Foi preciso fazer de novo todo o trabalho sobre a rocha viva, mas, dado o fracasso da primeira
construção, ainda há muita gente que treme de insopitável pavor quando passa por lá. Assim como o solo em que assentaram os primitivos fundamentos
da ponte era de areia inconsistente e solta e o sr. Saturnino pensava que era de rocha granítica, inabalável e sólida, os cabos que a suspenderam
sobre as águas podem, para os desconfiados praianos, ser de frágil barbante quebradiço, em vez de arame reforçado e resistente. É preciso ter muito
cuidado com as ilusões alucinadas destes espíritos delirantes, encastelados soberbamente no seu orgulho vesânico.

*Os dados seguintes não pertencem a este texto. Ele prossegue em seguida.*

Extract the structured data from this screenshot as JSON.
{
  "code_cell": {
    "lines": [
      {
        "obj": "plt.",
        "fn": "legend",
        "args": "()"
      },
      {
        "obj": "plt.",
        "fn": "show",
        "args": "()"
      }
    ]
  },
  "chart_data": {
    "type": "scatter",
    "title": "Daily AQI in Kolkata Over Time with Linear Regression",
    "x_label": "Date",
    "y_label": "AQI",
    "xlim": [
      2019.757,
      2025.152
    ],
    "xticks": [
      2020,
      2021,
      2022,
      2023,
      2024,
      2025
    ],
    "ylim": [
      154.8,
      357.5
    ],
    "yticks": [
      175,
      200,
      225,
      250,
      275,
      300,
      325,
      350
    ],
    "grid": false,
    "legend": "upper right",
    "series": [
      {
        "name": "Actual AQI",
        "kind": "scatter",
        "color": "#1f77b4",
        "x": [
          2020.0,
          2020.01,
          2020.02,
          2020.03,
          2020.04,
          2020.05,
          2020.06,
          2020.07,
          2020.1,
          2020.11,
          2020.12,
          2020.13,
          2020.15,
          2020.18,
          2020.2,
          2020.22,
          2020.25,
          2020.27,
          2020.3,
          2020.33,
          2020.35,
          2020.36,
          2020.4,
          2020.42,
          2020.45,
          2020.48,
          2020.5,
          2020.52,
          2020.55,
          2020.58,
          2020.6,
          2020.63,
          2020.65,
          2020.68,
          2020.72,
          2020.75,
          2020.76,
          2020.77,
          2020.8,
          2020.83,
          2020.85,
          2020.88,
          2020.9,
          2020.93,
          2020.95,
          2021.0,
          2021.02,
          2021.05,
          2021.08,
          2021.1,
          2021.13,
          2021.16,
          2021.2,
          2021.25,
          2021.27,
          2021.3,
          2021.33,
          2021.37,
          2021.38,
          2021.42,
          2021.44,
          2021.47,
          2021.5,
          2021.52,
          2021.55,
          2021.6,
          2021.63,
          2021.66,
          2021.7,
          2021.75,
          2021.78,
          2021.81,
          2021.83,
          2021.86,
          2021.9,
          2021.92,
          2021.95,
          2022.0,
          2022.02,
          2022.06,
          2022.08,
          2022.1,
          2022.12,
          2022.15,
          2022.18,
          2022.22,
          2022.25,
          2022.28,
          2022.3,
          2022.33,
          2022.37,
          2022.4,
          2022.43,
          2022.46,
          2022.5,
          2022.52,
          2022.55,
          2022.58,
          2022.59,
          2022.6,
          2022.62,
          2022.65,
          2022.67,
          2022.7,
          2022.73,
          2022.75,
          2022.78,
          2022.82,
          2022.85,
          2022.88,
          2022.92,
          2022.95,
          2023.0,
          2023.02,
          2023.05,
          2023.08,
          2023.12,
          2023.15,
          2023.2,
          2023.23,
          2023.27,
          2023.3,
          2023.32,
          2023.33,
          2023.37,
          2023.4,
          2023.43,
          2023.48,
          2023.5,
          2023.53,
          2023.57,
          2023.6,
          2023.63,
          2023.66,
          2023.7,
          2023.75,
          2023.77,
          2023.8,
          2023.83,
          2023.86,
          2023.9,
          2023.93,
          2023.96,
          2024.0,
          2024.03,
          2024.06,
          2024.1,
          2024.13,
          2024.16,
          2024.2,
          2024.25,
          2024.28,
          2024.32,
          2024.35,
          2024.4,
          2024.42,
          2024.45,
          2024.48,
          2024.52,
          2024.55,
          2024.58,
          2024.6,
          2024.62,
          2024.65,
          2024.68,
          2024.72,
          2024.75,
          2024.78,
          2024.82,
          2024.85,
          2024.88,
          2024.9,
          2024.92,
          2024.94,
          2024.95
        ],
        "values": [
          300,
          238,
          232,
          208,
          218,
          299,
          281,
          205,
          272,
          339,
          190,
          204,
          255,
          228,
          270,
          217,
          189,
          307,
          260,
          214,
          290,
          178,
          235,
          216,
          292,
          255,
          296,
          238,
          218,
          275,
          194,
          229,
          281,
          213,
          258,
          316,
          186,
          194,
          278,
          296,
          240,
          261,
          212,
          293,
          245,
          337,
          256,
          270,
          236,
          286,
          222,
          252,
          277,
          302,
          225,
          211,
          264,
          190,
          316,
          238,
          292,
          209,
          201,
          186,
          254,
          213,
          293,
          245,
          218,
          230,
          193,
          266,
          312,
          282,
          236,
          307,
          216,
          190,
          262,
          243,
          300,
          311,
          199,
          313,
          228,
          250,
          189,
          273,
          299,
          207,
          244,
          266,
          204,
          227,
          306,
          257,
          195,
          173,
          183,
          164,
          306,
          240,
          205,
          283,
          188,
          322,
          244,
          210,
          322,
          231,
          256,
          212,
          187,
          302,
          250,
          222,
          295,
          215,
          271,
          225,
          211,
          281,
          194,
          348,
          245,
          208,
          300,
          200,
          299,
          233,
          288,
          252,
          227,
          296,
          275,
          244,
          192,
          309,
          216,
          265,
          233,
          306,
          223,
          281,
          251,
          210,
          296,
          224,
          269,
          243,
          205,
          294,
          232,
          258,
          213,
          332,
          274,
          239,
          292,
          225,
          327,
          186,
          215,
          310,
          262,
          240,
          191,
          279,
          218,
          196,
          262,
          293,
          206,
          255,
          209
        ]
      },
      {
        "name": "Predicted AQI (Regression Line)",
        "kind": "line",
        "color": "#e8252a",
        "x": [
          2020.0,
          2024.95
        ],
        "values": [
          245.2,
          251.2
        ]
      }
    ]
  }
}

Em seguida, o sr. Saturnino, contra-marchando, volta a tratar da primeira das soluções práticas
que propôs e que analisamos em artigos anteriores, pulverizando-a completamente. Tal solução resume-se nisto: aprovação da planta, declaração de
utilidade pública dos terrenos necessários às ruas e praças, com permissão de serem neles explorados, em caráter transitório, benfeitorias,
produzindo rendas; e adoção das leis do Império para a consumação impune e cínica de tão escandalosos atentados à propriedade alheia.
Já examinamos compridamente essa primeira solução prática, mostrando ao público que ela não passa
de um conjunto de disparates jurídicos e econômicos que não podem ser tomados a sério. Julgamos desnecessário insistir na nossa argumentação, que é
lógica, sensata, decisiva e irrefutável.
Repisando sobre a lei de 1855, reguladora da desapropriação para vias férreas, e que s.s. tornou
erradamente a datar de 1856, escreve o sr. Saturnino de Brito, com pedantesca superioridade:
"Mas dir-se-á: esta sentença de utilidade
pública, já estabelecida para o caso da viação extra-urbana, não deve indefinidamente permanecer: deve ter um limite para caducar se a
expropriação se não fizer efetiva. Assim devia ser, razoavelmente; entretanto, dizem-me alguns sabidos profissionais que a sentença é ilimitada!
Isto é, se a estrada se não fizer, sem uma declaração oficial que invalidade a declaração de utilidade, o proprietário não poderá construir
edificações na faixa ameaçada; se construir, e no fim de qualquer número de anos resolver-se a construção da estrada, ele perderá o valor das
benfeitorias".
E e, frases cálidas de entusiasmo, faz a apologia da lei de 1855! Com que prazer o sr. Saturnino
de Brito aprendeu que essa lei priva de seus terrenos, por tempo ilimitado, os respectivos proprietários, ainda que não sejam executadas as obras
para cuja realização foi decretada a utilidade pública! Com que ansiedade jubilosa e vingativa s.s. trabalha, cheio de esperança, para que o Estado
de S. Paulo adote essa lei, entregando, discricionariamente, em suas mãos, a propriedade particular dos munícipes santistas! Como s.s. arde de
impaciência criminosa para que chegue o decisivo momento em que, aprovada finalmente sua planta, sejam considerados de utilidade pública todos os
terrenos necessários á sua execução!
Tendo sabido que, mesmo quando as obras não sejam efetuadas, os donos não poderão reentrar na
posse de seus terrenos, o sr. Saturnino de Brito seria muito capaz de retardar a execução de seu plano, só pelo gosto satânico de ver os
proprietários santistas privados de seus domínios, sem indenização alguma!
Engana-se, porém, s.s. E engana-se, primeiro, porque, se o Estado integrasse desassizadamente na
sua legislação a lei geral de 1855, espoliadora da propriedade privada, que a Constituição garante em toda a sua plenitude, a Municipalidade - único
poder competente para aproar a planta do sr. Saturnino de Brito, não a aprovaria jamais. Os terrenos não seriam, pois, declarados de utilidade
pública, na forma daquela lei.
Em segundo lugar, ainda se engana s.s., pensando que os proprietários esbulhados não promoveriam
energicamente a reivindicação de seus domínios perante a justiça pública.
Terminado o novo exame a que, com os mesmos velhos argumentos, já por nós combatidos
vitoriosamente, sujeitou a sua primeira solução prática, o sr. Saturnino de Brito volta - insistente, enfadonho e maçador - a examinar ainda uma vez
a segunda solução proposta, que também já combatemos com sucesso e com vantagem.